Without taking appropriate action in the following period, pollution will reach critical levels by 2070, according to a UN report called “The Emissions Gap Report 2014” published on Wednesday.
Without a couple of notable exceptions, all the countries pledged to reduce their carbon emissions in the next several decades. According to the report, even if those pledges will be honored, it will not be sufficient to prevent a climatic disaster.
Keeping the average temperature from rising by more than 2 degrees Celsius above levels before the Industrial Revolution began is a core objective set by the UN.
The report, now at its fifth edition, analyses the progress made to achieve the goal. The emission gap represents the difference between the total carbon emission cuts pledged by different countries and the emission cuts actually needed to keep average temperatures from rising by more than 2 degrees.
There is no surprise, unfortunately. More efficient work is needed to reduce pollution levels, the authors conclude.
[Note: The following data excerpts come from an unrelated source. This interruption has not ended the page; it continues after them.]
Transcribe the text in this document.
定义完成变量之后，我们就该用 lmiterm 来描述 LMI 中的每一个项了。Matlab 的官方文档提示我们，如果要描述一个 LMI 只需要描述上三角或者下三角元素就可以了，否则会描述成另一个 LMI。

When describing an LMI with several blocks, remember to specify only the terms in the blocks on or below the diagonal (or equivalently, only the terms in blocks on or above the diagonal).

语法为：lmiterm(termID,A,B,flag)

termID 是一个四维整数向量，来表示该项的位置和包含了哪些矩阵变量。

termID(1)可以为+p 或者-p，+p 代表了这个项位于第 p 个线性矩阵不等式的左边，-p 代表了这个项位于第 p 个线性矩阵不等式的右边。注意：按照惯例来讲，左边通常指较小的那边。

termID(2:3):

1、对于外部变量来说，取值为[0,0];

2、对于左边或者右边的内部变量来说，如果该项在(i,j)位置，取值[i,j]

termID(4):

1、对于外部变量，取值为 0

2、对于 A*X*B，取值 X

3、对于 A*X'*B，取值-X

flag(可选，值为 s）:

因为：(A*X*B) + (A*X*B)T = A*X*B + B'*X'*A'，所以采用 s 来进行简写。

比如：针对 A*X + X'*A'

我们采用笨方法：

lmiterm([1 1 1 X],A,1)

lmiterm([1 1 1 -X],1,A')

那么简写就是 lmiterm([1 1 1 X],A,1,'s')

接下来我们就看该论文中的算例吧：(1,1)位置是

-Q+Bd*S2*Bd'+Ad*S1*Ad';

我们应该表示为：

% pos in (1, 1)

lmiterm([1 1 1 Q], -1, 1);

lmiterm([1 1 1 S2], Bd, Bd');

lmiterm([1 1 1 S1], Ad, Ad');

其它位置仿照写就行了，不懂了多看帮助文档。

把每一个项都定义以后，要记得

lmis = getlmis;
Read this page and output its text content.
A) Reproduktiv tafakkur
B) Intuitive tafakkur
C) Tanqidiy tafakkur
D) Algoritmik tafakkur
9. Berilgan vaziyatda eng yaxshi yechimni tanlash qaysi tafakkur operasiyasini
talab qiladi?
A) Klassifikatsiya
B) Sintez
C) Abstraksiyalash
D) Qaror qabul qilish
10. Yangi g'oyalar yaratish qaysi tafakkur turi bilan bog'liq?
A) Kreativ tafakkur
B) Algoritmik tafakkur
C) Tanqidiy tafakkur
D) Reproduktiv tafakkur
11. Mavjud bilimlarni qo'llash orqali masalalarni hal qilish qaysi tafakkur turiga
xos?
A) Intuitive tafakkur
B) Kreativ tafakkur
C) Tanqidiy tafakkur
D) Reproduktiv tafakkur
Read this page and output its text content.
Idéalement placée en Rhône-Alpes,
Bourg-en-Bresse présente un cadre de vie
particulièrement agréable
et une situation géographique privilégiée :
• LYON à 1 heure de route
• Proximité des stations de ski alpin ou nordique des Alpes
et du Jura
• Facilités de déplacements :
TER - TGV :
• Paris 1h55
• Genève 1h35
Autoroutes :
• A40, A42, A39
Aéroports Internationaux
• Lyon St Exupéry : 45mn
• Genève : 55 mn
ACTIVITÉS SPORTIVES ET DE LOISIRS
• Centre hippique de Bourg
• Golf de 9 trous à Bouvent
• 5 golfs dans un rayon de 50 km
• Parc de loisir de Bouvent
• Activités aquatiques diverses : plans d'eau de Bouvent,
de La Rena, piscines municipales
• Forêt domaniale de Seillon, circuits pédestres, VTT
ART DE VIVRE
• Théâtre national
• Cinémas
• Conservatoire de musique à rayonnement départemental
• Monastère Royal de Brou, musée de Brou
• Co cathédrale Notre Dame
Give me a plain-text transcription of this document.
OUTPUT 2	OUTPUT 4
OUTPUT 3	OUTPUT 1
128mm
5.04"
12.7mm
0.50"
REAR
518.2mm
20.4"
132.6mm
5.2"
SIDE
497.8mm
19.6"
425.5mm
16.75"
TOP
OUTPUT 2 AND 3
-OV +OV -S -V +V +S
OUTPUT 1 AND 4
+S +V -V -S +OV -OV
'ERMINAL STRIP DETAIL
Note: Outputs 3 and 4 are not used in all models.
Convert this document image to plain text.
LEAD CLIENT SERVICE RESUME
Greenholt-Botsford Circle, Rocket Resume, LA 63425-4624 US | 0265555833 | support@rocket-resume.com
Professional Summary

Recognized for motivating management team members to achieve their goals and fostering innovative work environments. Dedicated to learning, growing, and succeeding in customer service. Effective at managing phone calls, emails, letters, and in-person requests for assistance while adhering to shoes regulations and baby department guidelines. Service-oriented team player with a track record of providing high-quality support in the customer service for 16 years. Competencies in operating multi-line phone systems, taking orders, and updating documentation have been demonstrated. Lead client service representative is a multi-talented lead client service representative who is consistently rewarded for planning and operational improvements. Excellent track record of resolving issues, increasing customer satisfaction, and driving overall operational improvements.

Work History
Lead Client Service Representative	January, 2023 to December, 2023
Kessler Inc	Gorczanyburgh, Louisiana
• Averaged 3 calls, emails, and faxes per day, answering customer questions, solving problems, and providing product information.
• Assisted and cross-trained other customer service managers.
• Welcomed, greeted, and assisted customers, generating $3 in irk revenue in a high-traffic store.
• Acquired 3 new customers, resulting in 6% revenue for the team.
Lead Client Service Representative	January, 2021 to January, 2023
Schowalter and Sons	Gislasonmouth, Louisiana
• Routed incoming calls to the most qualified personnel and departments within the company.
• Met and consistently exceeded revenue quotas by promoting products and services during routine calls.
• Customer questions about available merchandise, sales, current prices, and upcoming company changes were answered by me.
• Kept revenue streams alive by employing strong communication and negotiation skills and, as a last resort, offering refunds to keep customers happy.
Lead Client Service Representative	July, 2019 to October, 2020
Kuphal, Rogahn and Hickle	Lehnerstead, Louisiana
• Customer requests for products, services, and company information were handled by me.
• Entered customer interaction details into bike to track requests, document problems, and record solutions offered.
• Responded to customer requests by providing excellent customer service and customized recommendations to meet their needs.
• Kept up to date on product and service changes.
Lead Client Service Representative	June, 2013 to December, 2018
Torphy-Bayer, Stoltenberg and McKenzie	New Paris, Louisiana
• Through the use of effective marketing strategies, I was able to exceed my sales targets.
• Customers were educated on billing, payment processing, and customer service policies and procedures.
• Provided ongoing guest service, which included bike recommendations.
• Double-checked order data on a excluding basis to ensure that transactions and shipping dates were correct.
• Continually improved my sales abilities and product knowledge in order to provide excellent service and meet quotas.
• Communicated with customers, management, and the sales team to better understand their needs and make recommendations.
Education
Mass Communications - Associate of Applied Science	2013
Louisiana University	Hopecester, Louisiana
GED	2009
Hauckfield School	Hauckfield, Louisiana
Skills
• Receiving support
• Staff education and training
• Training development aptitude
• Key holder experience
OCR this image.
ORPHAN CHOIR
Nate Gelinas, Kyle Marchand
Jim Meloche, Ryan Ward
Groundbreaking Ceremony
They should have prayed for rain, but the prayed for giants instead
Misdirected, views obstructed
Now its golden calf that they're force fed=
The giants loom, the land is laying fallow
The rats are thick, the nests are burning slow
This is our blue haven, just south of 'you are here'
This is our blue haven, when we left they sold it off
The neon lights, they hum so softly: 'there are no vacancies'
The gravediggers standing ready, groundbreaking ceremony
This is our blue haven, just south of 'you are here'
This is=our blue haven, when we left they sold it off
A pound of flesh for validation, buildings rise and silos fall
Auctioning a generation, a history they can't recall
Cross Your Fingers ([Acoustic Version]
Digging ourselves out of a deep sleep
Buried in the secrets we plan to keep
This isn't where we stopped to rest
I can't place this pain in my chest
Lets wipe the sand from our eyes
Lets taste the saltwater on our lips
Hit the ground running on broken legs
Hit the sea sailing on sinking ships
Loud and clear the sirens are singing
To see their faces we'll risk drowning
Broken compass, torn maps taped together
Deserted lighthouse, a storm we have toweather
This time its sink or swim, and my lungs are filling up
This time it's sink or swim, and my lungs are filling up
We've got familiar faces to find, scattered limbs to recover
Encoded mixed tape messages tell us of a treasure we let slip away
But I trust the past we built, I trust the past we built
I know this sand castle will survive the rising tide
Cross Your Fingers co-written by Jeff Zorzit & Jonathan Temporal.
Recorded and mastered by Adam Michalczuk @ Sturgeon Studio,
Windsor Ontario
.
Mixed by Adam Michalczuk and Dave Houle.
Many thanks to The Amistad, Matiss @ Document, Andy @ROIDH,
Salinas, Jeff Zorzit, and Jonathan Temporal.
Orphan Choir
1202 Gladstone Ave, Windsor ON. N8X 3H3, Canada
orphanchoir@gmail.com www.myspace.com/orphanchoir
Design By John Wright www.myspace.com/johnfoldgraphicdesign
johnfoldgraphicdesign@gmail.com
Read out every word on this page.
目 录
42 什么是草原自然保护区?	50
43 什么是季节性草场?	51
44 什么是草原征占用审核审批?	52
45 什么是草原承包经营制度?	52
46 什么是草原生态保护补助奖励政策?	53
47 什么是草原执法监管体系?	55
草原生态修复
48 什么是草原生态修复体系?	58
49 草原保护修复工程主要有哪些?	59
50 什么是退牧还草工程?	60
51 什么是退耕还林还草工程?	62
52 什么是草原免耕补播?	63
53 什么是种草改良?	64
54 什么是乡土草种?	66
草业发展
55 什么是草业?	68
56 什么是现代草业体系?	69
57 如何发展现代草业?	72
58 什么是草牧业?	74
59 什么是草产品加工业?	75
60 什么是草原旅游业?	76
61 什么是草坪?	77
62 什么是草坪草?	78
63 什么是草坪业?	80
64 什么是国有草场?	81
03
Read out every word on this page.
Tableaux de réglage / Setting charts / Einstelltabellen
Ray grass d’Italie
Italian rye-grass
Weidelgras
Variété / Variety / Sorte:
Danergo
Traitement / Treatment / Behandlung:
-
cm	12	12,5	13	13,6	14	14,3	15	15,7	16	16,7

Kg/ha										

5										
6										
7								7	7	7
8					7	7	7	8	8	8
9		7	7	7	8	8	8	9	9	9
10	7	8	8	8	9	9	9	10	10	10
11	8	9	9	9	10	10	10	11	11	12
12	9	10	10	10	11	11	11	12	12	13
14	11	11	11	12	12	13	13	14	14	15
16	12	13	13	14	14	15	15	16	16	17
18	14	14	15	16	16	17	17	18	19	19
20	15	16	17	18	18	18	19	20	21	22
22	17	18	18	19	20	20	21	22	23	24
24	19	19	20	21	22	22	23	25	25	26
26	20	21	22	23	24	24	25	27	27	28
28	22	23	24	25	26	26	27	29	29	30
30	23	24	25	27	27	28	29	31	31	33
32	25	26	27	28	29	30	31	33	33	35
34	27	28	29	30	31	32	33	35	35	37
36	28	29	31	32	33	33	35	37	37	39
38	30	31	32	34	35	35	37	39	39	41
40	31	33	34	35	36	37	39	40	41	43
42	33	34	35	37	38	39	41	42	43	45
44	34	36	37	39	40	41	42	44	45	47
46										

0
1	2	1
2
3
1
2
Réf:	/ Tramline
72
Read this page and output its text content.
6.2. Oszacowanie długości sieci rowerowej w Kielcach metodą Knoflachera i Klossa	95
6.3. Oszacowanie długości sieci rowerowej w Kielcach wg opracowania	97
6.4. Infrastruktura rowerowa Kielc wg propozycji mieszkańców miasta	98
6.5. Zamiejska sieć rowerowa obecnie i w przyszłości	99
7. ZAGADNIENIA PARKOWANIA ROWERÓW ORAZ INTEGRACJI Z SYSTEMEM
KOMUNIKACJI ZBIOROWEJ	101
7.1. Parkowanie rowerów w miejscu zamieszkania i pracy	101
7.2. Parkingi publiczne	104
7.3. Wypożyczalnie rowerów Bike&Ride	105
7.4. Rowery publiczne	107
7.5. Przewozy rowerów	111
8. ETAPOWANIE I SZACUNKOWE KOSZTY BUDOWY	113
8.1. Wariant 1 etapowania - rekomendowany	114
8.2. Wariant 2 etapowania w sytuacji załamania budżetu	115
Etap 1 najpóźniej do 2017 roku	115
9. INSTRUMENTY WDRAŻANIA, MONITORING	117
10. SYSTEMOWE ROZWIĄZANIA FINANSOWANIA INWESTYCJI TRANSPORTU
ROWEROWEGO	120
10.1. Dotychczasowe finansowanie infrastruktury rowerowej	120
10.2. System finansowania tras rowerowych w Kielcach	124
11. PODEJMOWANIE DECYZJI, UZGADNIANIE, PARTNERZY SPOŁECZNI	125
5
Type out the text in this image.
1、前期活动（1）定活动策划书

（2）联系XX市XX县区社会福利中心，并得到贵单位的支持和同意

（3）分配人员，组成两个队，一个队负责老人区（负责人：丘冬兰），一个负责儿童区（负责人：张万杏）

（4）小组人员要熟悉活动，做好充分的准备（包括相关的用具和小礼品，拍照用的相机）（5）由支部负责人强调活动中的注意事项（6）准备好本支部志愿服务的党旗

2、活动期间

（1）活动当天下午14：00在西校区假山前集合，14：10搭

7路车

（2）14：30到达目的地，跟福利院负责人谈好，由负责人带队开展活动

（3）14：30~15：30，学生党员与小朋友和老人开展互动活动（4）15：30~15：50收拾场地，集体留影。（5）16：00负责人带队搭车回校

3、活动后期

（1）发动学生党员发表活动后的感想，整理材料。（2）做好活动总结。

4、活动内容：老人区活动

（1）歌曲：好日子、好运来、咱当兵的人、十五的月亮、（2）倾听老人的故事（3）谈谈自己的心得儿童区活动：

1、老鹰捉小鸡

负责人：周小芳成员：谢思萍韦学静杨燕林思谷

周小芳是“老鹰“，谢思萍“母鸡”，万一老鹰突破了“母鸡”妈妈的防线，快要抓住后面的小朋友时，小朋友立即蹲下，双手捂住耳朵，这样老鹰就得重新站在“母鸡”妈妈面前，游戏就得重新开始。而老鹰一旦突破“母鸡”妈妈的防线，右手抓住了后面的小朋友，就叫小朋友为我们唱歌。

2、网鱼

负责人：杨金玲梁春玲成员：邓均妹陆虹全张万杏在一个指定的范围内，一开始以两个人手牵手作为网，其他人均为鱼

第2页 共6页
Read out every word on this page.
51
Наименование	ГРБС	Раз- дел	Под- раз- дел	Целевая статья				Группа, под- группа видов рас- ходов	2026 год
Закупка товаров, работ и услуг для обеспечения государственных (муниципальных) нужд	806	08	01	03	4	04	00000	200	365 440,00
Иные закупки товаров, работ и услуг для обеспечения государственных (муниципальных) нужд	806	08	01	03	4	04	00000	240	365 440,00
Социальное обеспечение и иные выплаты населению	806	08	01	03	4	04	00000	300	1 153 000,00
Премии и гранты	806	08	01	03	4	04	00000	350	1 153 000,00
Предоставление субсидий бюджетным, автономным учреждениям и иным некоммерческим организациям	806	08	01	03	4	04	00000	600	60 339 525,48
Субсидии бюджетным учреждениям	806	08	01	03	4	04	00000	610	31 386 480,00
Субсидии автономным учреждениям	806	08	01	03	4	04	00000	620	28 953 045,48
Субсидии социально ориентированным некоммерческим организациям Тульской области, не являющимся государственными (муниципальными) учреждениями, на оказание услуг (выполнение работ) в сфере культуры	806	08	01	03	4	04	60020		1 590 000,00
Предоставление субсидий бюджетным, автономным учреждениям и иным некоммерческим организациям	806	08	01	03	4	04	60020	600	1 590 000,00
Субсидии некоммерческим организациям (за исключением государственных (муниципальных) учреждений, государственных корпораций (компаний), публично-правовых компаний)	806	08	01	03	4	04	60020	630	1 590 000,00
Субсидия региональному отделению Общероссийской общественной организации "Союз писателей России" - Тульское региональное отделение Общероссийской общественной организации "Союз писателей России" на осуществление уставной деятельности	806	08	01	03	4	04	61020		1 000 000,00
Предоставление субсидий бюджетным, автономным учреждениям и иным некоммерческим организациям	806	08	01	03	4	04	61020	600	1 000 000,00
“There is still a significant gap between where emissions are going and where they need to be by 2030 if we’re going to limit warming to less than 2 degrees (Celsius),” said Taryn Fransen, project director of the Open Climate Network at the World Resources Institute. “This report is telling us that we are pointing in the wrong direction — and time is running out for us to get back on track,” she added.
So how off track are we at this point? The target for 2020 is 44 gigatonnes of CO2 emissions. But according to the pledges, the production will probably reach 54 Gt in about six years from now.
The situation is actually worsening. Compared to 1990, carbon emissions levels rose 45 percent. Researchers are talking about a “carbon budget” needed to keep temperatures from rising by more than 2 degrees. Intense industrial activity already spent more than 1,900 Gt of CO2 and 1,000 Gt of other gases involved in climate warming. We are just around 1,000 Gt of CO2 short of achieving a dangerous temperature increase.
CO2 emission levels are expected to peak in 2030, after which they should decrease due to two reasons – numerous trees will be planted in the meantime, and greener energy sources will probably be adopted.
Most of the biggest polluters will probably manage to keep their promises, but the U.S., Canada, Mexico, and Australia, will have to take extra measures to stay on track, the report warns.